Re: pg_receivewal starting position

From: Ronan Dunklau <ronan(dot)dunklau(at)aiven(dot)io>
To: Bharath Rupireddy <bharath(dot)rupireddyforpostgres(at)gmail(dot)com>
Cc: Kyotaro Horiguchi <horikyota(dot)ntt(at)gmail(dot)com>, PostgreSQL Hackers <pgsql-hackers(at)lists(dot)postgresql(dot)org>, Masahiko Sawada <sawada(dot)mshk(at)gmail(dot)com>
Subject: Re: pg_receivewal starting position
Date: 2021-08-30 09:56:07
Message-ID: 3561829.oDkbz2t6ih@aivenronan
Views: Raw Message | Whole Thread | Download mbox | Resend email
Thread:
Lists: pgsql-hackers

Le samedi 28 août 2021, 14:10:25 CEST Bharath Rupireddy a écrit :
> On Thu, Aug 26, 2021 at 5:45 PM Ronan Dunklau <ronan(dot)dunklau(at)aiven(dot)io>
wrote:
> > order to fail early if the replication slot doesn't exist, so please find
> > attached v2 for that.
>
> Thanks for the patches. Here are some comments:
>

Thank you for this review ! Please see the other side of the thread where I
answered Michael Paquier with a new patchset, which includes some of your
proposed modifications.

> 1) While the intent of these patches looks good, I have following
> concern with new replication command READ_REPLICATION_SLOT: what if
> the pg_receivewal exits (because user issued a SIGINT or for some
> reason) after flushing the received WAL to disk, before it sends
> sendFeedback to postgres server's walsender so that it doesn't get a
> chance to update the restart_lsn in the replication slot via
> PhysicalConfirmReceivedLocation. If the pg_receivewal is started
> again, isn't it going to get the previous restart_lsn and receive the
> last chunk of flushed WAL again?

I've kept the existing directory as the source of truth if we have any WAL
there already. If we don't, we fallback to the restart_lsn on the replication
slot.
So in the event that we start it again from somewhere else where we don't have
access to those WALs anymore, we could be receiving it again, which in my
opinion is better than losing everything in between in that case.

>
> 2) What is the significance of READ_REPLICATION_SLOT for logical
> replication slots? I read above that somebody suggested to restrict
> the walsender to handle READ_REPLICATION_SLOT for physical replication
> slots so that the callers will see a command failure. But I tend to
> think that it is clean to have this command common for both physical
> and logical replication slots and the callers can have an Assert(type
> == 'physical').

I've updated the patch to make it easy for the caller to check the slot's type
and added a verification for those cases.
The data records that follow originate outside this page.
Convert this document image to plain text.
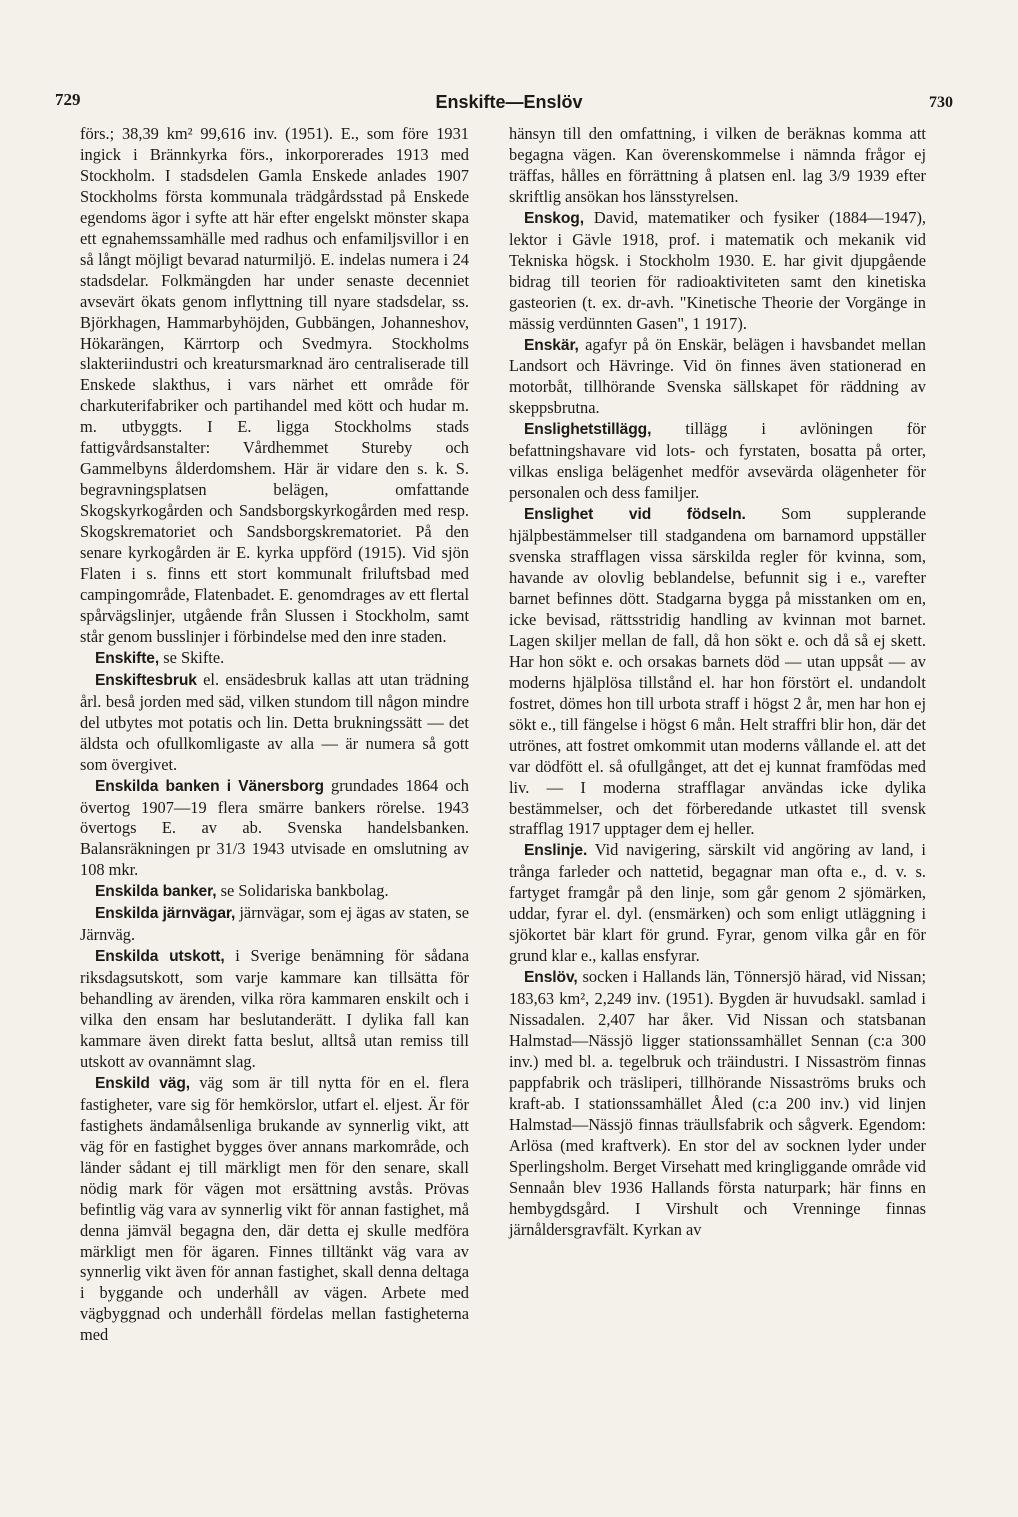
729	Enskifte—Enslöv	730

förs.; 38,39 km² 99,616 inv. (1951). E., som före 1931 ingick i Brännkyrka förs., inkorporerades 1913 med Stockholm. I stadsdelen Gamla Enskede anlades 1907 Stockholms första kommunala trädgårdsstad på Enskede egendoms ägor i syfte att här efter engelskt mönster skapa ett egnahemssamhälle med radhus och enfamiljsvillor i en så långt möjligt bevarad naturmiljö. E. indelas numera i 24 stadsdelar. Folkmängden har under senaste decenniet avsevärt ökats genom inflyttning till nyare stadsdelar, ss. Björkhagen, Hammarbyhöjden, Gubbängen, Johanneshov, Hökarängen, Kärrtorp och Svedmyra. Stockholms slakteriindustri och kreatursmarknad äro centraliserade till Enskede slakthus, i vars närhet ett område för charkuterifabriker och partihandel med kött och hudar m. m. utbyggts. I E. ligga Stockholms stads fattigvårdsanstalter: Vårdhemmet Stureby och Gammelbyns ålderdomshem. Här är vidare den s. k. S. begravningsplatsen belägen, omfattande Skogskyrkogården och Sandsborgskyrkogården med resp. Skogskrematoriet och Sandsborgskrematoriet. På den senare kyrkogården är E. kyrka uppförd (1915). Vid sjön Flaten i s. finns ett stort kommunalt friluftsbad med campingområde, Flatenbadet. E. genomdrages av ett flertal spårvägslinjer, utgående från Slussen i Stockholm, samt står genom busslinjer i förbindelse med den inre staden.

Enskifte, se Skifte.

Enskiftesbruk el. ensädesbruk kallas att utan trädning årl. beså jorden med säd, vilken stundom till någon mindre del utbytes mot potatis och lin. Detta brukningssätt — det äldsta och ofullkomligaste av alla — är numera så gott som övergivet.

Enskilda banken i Vänersborg grundades 1864 och övertog 1907—19 flera smärre bankers rörelse. 1943 övertogs E. av ab. Svenska handelsbanken. Balansräkningen pr 31/3 1943 utvisade en omslutning av 108 mkr.

Enskilda banker, se Solidariska bankbolag.

Enskilda järnvägar, järnvägar, som ej ägas av staten, se Järnväg.

Enskilda utskott, i Sverige benämning för sådana riksdagsutskott, som varje kammare kan tillsätta för behandling av ärenden, vilka röra kammaren enskilt och i vilka den ensam har beslutanderätt. I dylika fall kan kammare även direkt fatta beslut, alltså utan remiss till utskott av ovannämnt slag.

Enskild väg, väg som är till nytta för en el. flera fastigheter, vare sig för hemkörslor, utfart el. eljest. Är för fastighets ändamålsenliga brukande av synnerlig vikt, att väg för en fastighet bygges över annans markområde, och länder sådant ej till märkligt men för den senare, skall nödig mark för vägen mot ersättning avstås. Prövas befintlig väg vara av synnerlig vikt för annan fastighet, må denna jämväl begagna den, där detta ej skulle medföra märkligt men för ägaren. Finnes tilltänkt väg vara av synnerlig vikt även för annan fastighet, skall denna deltaga i byggande och underhåll av vägen. Arbete med vägbyggnad och underhåll fördelas mellan fastigheterna med

hänsyn till den omfattning, i vilken de beräknas komma att begagna vägen. Kan överenskommelse i nämnda frågor ej träffas, hålles en förrättning å platsen enl. lag 3/9 1939 efter skriftlig ansökan hos länsstyrelsen.

Enskog, David, matematiker och fysiker (1884—1947), lektor i Gävle 1918, prof. i matematik och mekanik vid Tekniska högsk. i Stockholm 1930. E. har givit djupgående bidrag till teorien för radioaktiviteten samt den kinetiska gasteorien (t. ex. dr-avh. "Kinetische Theorie der Vorgänge in mässig verdünnten Gasen", 1 1917).

Enskär, agafyr på ön Enskär, belägen i havsbandet mellan Landsort och Hävringe. Vid ön finnes även stationerad en motorbåt, tillhörande Svenska sällskapet för räddning av skeppsbrutna.

Enslighetstillägg, tillägg i avlöningen för befattningshavare vid lots- och fyrstaten, bosatta på orter, vilkas ensliga belägenhet medför avsevärda olägenheter för personalen och dess familjer.

Enslighet vid födseln. Som supplerande hjälpbestämmelser till stadgandena om barnamord uppställer svenska strafflagen vissa särskilda regler för kvinna, som, havande av olovlig beblandelse, befunnit sig i e., varefter barnet befinnes dött. Stadgarna bygga på misstanken om en, icke bevisad, rättsstridig handling av kvinnan mot barnet. Lagen skiljer mellan de fall, då hon sökt e. och då så ej skett. Har hon sökt e. och orsakas barnets död — utan uppsåt — av moderns hjälplösa tillstånd el. har hon förstört el. undandolt fostret, dömes hon till urbota straff i högst 2 år, men har hon ej sökt e., till fängelse i högst 6 mån. Helt straffri blir hon, där det utrönes, att fostret omkommit utan moderns vållande el. att det var dödfött el. så ofullgånget, att det ej kunnat framfödas med liv. — I moderna strafflagar användas icke dylika bestämmelser, och det förberedande utkastet till svensk strafflag 1917 upptager dem ej heller.

Enslinje. Vid navigering, särskilt vid angöring av land, i trånga farleder och nattetid, begagnar man ofta e., d. v. s. fartyget framgår på den linje, som går genom 2 sjömärken, uddar, fyrar el. dyl. (ensmärken) och som enligt utläggning i sjökortet bär klart för grund. Fyrar, genom vilka går en för grund klar e., kallas ensfyrar.

Enslöv, socken i Hallands län, Tönnersjö härad, vid Nissan; 183,63 km², 2,249 inv. (1951). Bygden är huvudsakl. samlad i Nissadalen. 2,407 har åker. Vid Nissan och statsbanan Halmstad—Nässjö ligger stationssamhället Sennan (c:a 300 inv.) med bl. a. tegelbruk och träindustri. I Nissaström finnas pappfabrik och träsliperi, tillhörande Nissaströms bruks och kraft-ab. I stationssamhället Åled (c:a 200 inv.) vid linjen Halmstad—Nässjö finnas träullsfabrik och sågverk. Egendom: Arlösa (med kraftverk). En stor del av socknen lyder under Sperlingsholm. Berget Virsehatt med kringliggande område vid Sennaån blev 1936 Hallands första naturpark; här finns en hembygdsgård. I Virshult och Vrenninge finnas järnåldersgravfält. Kyrkan av
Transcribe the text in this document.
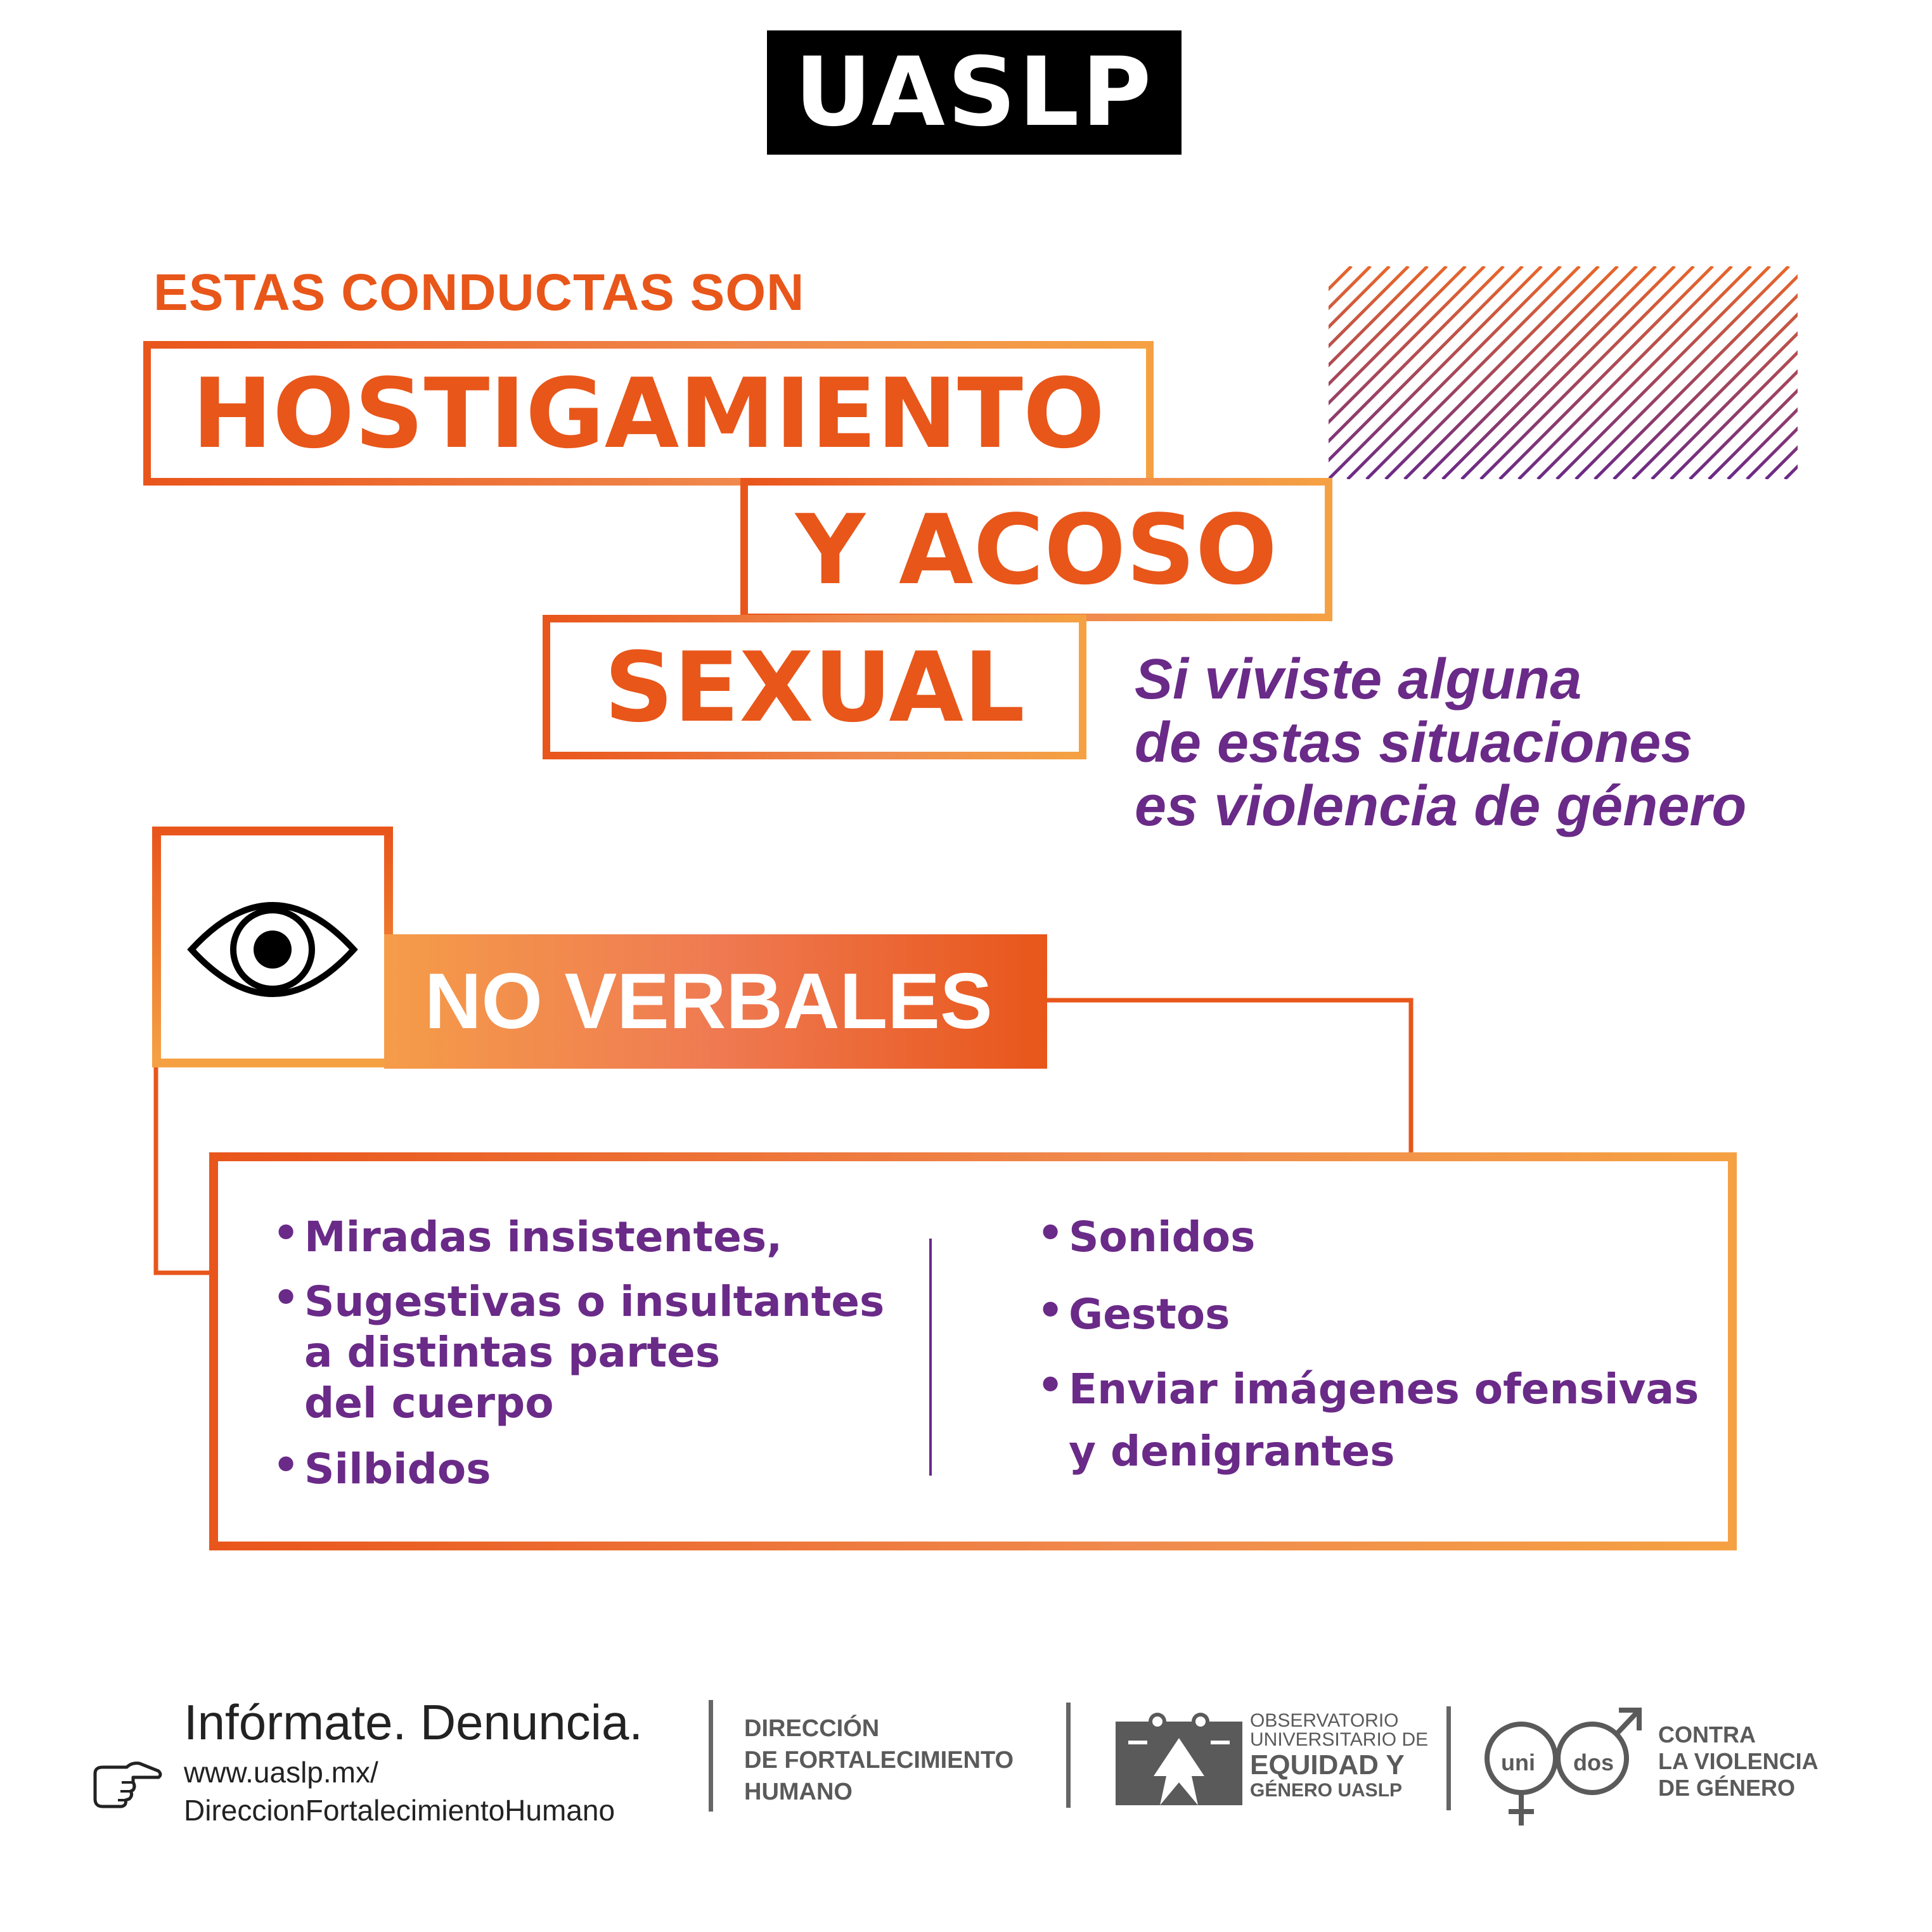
UASLP
ESTAS CONDUCTAS SON
HOSTIGAMIENTO
Y ACOSO
SEXUAL	Si viviste alguna
de estas situaciones
es violencia de género
NO VERBALES
• Miradas insistentes,
• Sugestivas o insultantes
a distintas partes
del cuerpo
• Silbidos
• Sonidos
• Gestos
• Enviar imágenes ofensivas
y denigrantes
Infórmate. Denuncia.
www.uaslp.mx/
DireccionFortalecimientoHumano
DIRECCIÓN
DE FORTALECIMIENTO
HUMANO
OBSERVATORIO
UNIVERSITARIO DE
EQUIDAD Y
GÉNERO UASLP
uni dos
CONTRA
LA VIOLENCIA
DE GÉNERO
In general, I tried to implement the meaning of the different fields exactly as
it's done in the pg_replication_slots view.

>
> 3) Isn't it useful to send active, active_pid info of the replication
> slot via READ_REPLICATION_SLOT? pg_receivewal can use Assert(active ==
> true && active_pid == getpid()) as an assertion to ensure that it is
> the sole owner of the replication slot? Also, is it good send
> wal_status info

Typically we read the slot before attaching to it, since what we want to do is
check if it exists. It may be worthwile to check that it's not already used by
another backend though.

>
> 4) I think below messages should start with lower case letter and also
> there are some typos:
> + pg_log_warning("Could not fetch the replication_slot \"%s\" information "
> + pg_log_warning("Server does not suport fetching the slot's position, "
> something like:
> + pg_log_warning("could not fetch replication slot \"%s\" information, "
> + "resuming from current server position instead", replication_slot);
> + pg_log_warning("server does not support fetching replication slot
> information, "
> + "resuming from current server position instead");
>
I've rephrased it a bit in v3, let me know if that's what you had in mind.

> 5) How about emitting the above messages in case of "verbose"?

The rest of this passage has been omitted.